In contrast to gentian liqueurs, clear gentian spirits are obtained by distillation of the fermented root mash.[27] Three different clear spirits were available for investigation. Measurable contents of the chosen reference compounds (1–9) were not observed in any of these. Due to the manufacturing process and the nonvolatile character of the investigated compounds (see Figure for structures), these results were unsurprising.

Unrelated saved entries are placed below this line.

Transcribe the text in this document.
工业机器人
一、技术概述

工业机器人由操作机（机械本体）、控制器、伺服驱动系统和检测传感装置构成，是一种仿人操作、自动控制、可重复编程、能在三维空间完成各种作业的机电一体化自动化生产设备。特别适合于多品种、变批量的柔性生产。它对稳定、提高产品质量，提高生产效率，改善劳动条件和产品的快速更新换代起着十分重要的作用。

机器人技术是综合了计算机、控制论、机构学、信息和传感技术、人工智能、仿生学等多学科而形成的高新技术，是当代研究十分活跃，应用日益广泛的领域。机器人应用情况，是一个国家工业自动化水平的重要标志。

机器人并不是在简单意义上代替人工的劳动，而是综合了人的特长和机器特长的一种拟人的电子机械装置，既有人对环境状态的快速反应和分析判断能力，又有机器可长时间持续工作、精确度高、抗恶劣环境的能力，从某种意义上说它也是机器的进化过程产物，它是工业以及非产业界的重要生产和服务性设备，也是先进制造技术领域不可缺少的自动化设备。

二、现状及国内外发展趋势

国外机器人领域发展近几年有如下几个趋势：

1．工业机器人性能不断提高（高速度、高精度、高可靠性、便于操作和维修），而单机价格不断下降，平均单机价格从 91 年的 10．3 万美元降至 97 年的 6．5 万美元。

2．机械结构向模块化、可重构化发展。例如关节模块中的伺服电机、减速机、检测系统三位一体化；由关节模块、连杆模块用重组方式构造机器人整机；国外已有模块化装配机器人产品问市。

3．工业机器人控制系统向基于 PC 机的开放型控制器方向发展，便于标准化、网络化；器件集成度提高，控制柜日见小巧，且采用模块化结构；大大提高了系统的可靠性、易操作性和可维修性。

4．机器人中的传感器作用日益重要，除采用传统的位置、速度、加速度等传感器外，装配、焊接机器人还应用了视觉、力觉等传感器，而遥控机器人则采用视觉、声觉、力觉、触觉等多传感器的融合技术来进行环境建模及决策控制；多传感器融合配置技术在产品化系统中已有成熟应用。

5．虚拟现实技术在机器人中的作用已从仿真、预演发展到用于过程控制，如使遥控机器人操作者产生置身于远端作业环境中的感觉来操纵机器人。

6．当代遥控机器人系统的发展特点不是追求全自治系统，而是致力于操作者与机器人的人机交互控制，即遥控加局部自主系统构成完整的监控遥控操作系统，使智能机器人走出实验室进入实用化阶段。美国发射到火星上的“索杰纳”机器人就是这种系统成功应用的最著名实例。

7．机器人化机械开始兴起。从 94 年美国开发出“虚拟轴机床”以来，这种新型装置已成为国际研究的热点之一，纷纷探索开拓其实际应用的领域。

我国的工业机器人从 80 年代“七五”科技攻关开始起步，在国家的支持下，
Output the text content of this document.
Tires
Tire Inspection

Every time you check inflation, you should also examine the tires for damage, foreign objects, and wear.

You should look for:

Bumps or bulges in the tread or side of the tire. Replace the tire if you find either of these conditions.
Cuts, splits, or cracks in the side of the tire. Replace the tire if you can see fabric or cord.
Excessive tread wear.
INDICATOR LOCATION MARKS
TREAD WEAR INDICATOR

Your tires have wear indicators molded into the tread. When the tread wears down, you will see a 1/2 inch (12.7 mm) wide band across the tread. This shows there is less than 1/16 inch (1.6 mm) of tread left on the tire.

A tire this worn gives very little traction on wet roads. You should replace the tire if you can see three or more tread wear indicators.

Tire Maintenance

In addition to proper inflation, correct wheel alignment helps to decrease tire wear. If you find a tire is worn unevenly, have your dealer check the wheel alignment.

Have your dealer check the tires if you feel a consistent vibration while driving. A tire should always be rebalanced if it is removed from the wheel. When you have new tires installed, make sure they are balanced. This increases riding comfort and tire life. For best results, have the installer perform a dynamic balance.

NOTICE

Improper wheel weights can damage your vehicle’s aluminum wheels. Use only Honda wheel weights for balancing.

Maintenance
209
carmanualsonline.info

Taken together, the results are underlining the excellent suitability of the UHPSFC assay for the quality control of gentian, combining features of rapid and highly efficient separation performance with advantages of low operating costs and eco-friendliness. The fact that the assay enables the simultaneous determination of polar secondary metabolites with divergent characteristics, including bitter-tasting secoiridoids, as well as iridoids, xanthones, and xanthone glycosides, highlights once more the broad and still often underestimated potential of SFC for natural product analysis. With a total analysis time of 12 min, thus a reduction to one-third, the method represents a significant improvement and advantage compared to the conventional HPLC assay.[28] We could show that beside the quality control of gentian root batches, the method is additionally a useful and reliable tool for the investigation of commercially available liqueurs and spirits. However, as shown by the presented results, the content of the pharmacologically relevant secondary metabolites in liquid preparations is varying strongly. To explain the reasons for these variations, further investigations with a bigger sample set, as well as with profound knowledge of the origin of the root material used for production and the exact preparation conditions, are needed. Generally, the rich secondary metabolite profile of the root materials of pharmacopeia quality cannot be found in the fermentation or maceration-based liquids. Hence, the health benefits of liqueur/spirit consumption cannot be expected to meet the benefits associated with the use of Ph. Eur. quality material.